The Liberal Democrats also said they had deep concerns about the three million people who are tax payers but who have not had financial support.

Their treasury spokesperson, Christine Jardine MP, asked: “What about the three million who have no support for six months and will still be excluded from financial help.

“Where are the job creation plans to tackle unemployment?”

Among those who the group Excluded UK say have been missing out on support are the newly self-employed, those earning less than 50 percent income from self-employment, the self-employed with £50k plus in trading profits, PAYE freelancers and anyone made redundant before March 19. The ‘forgotten limited’ are small limited company directors who have not been eligible for self-employment income support.

Chair of the Treasury Select Committee, Tory MP Mel Stride, said many self-employed people fell through the gaps of the support provided previously and he asked Sunak if he would look at specifically helping that group of people in the new measures. Sunak suggested that the government’s income tax self-assessment deferral scheme could help. 

Jacqueline Harthill, a self-employed owner of the Bristol-based The Happy Parents’ Club said the measures today have not helped people in her position.

She said: “The recently self-employed have once again come away from another major government statement empty-handed. It’s mind-boggling how millions of self-employed people have been left to fend for themselves.

“Once you’ve exhausted your savings, which many self-employed already have, the next step is defaulting on the mortgage, followed by homelessness and, ultimately, a much poorer society. The millions of people who have fallen through all the cracks in the support packages to date will be suffering financially, physically and emotionally for many, many years to come.”

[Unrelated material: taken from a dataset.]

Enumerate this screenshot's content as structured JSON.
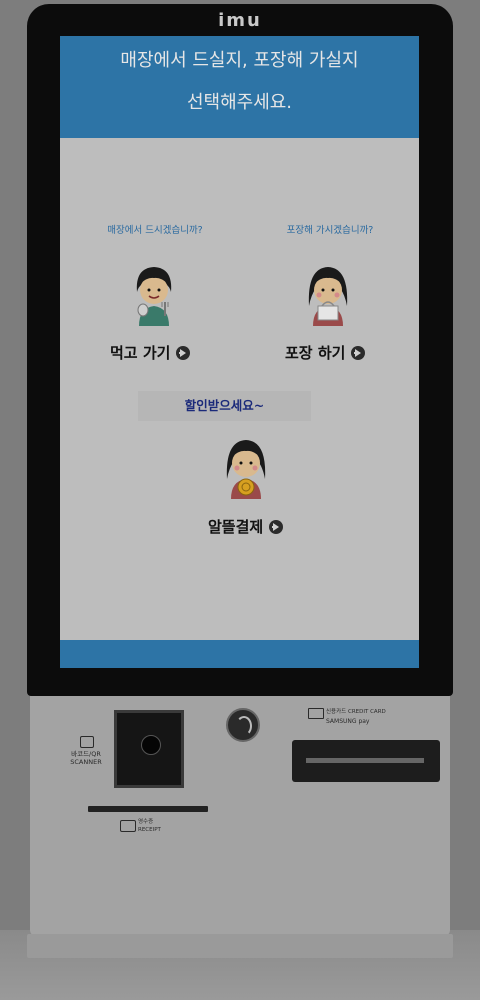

Director for the Institute for Fiscal Studies, Paul Johnson, tweeted that the changes announced by the Chancellor – ending the furlough scheme and shifting to a wage top up scheme – are significant.

He wrote: “This is a v big change from furlough. Less generous. Only open to those who are working a third of normal hours. Understandable given need to adapt as economy changes. Can’t pay all wages forever. But a lot on furlough now likely to lose their job.”